May 31st 2019
SENDAI – Two women who underwent forced sterilization in Japan decades ago appealed Friday a district court ruling that denied a damages suit despite determining the country’s now-defunct eugenics protection law was unconstitutional.
The Sendai District Court found Tuesday that the 1948 law, which mandated the government to stop people with intellectual disabilities from having children, violated the Constitution’s guarantee of the right to pursue happiness.
But the court rejected the 71.5 million yen ($654,000) damages suit filed by the women in their 60s and 70s in Miyagi Prefecture, northeastern Japan, saying the 20-year statute of limitations had expired.
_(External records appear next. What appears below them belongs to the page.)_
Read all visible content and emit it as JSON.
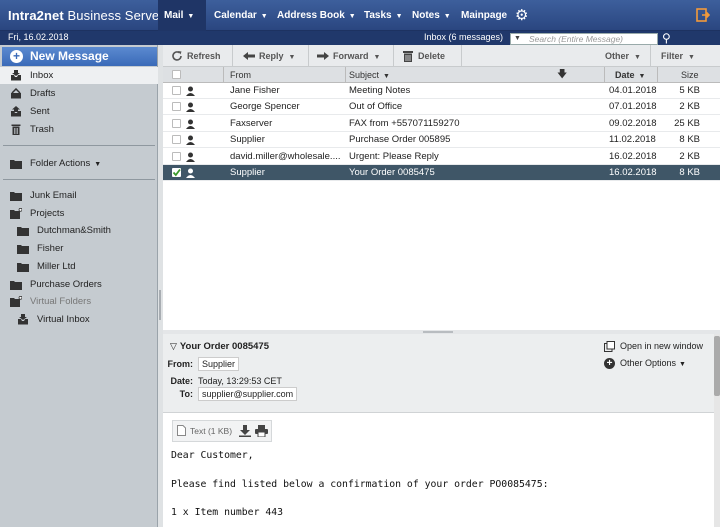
{
  "app": {
    "brand_bold": "Intra2net",
    "brand_rest": "Business Server",
    "menu": [
      {
        "label": "Mail",
        "has_caret": true,
        "active": true
      },
      {
        "label": "Calendar",
        "has_caret": true
      },
      {
        "label": "Address Book",
        "has_caret": true
      },
      {
        "label": "Tasks",
        "has_caret": true
      },
      {
        "label": "Notes",
        "has_caret": true
      },
      {
        "label": "Mainpage",
        "has_caret": false
      }
    ],
    "date": "Fri, 16.02.2018",
    "folder_status": "Inbox (6 messages)",
    "search_placeholder": "Search (Entire Message)"
  },
  "sidebar": {
    "new_message": "New Message",
    "system_folders": [
      {
        "label": "Inbox",
        "icon": "inbox-icon",
        "selected": true
      },
      {
        "label": "Drafts",
        "icon": "drafts-icon"
      },
      {
        "label": "Sent",
        "icon": "sent-icon"
      },
      {
        "label": "Trash",
        "icon": "trash-icon"
      }
    ],
    "folder_actions": "Folder Actions",
    "user_folders": [
      {
        "label": "Junk Email",
        "icon": "folder-icon"
      },
      {
        "label": "Projects",
        "icon": "folder-open-icon"
      },
      {
        "label": "Dutchman&Smith",
        "icon": "folder-icon",
        "sub": true
      },
      {
        "label": "Fisher",
        "icon": "folder-icon",
        "sub": true
      },
      {
        "label": "Miller Ltd",
        "icon": "folder-icon",
        "sub": true
      },
      {
        "label": "Purchase Orders",
        "icon": "folder-icon"
      },
      {
        "label": "Virtual Folders",
        "icon": "folder-open-icon",
        "dim": true
      },
      {
        "label": "Virtual Inbox",
        "icon": "virtual-inbox-icon",
        "sub": true
      }
    ]
  },
  "toolbar": {
    "refresh": "Refresh",
    "reply": "Reply",
    "forward": "Forward",
    "delete": "Delete",
    "other": "Other",
    "filter": "Filter"
  },
  "columns": {
    "from": "From",
    "subject": "Subject",
    "date": "Date",
    "size": "Size"
  },
  "messages": [
    {
      "from": "Jane Fisher",
      "subject": "Meeting Notes",
      "date": "04.01.2018",
      "size": "5 KB",
      "selected": false
    },
    {
      "from": "George Spencer",
      "subject": "Out of Office",
      "date": "07.01.2018",
      "size": "2 KB",
      "selected": false
    },
    {
      "from": "Faxserver",
      "subject": "FAX from +557071159270",
      "date": "09.02.2018",
      "size": "25 KB",
      "selected": false
    },
    {
      "from": "Supplier",
      "subject": "Purchase Order 005895",
      "date": "11.02.2018",
      "size": "8 KB",
      "selected": false
    },
    {
      "from": "david.miller@wholesale....",
      "subject": "Urgent: Please Reply",
      "date": "16.02.2018",
      "size": "2 KB",
      "selected": false
    },
    {
      "from": "Supplier",
      "subject": "Your Order 0085475",
      "date": "16.02.2018",
      "size": "8 KB",
      "selected": true
    }
  ],
  "preview": {
    "subject": "Your Order 0085475",
    "from_label": "From:",
    "from_value": "Supplier",
    "date_label": "Date:",
    "date_value": "Today, 13:29:53 CET",
    "to_label": "To:",
    "to_value": "supplier@supplier.com",
    "open_new_window": "Open in new window",
    "other_options": "Other Options",
    "attachment": "Text (1 KB)",
    "body_lines": [
      "Dear Customer,",
      "",
      "Please find listed below a confirmation of your order PO0085475:",
      "",
      "1 x Item number 443"
    ]
  }
}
The ruling was the first in a number of suits filed with seven district courts in Japan.
Between 1948 and 1996, the eugenics law authorized the sterilization of people with intellectual disabilities, mental illness and hereditary disorders to prevent births of “inferior” offspring.
About 25,000 people with disabilities were sterilized under the eugenics protection law, including around 16,500 who were operated on without their consent, according to the health ministry and the Japan Federation of Bar Associations.
In April, Japan’s parliament enacted legislation to pay 3.2 million yen in state compensation to each person who underwent forced sterilization, irrespective of whether they were believed to have agreed to undergo surgery or not.
Prime Minister Shinzo Abe issued a statement expressing regret and an apology, but he did not mention the legal liability of the state.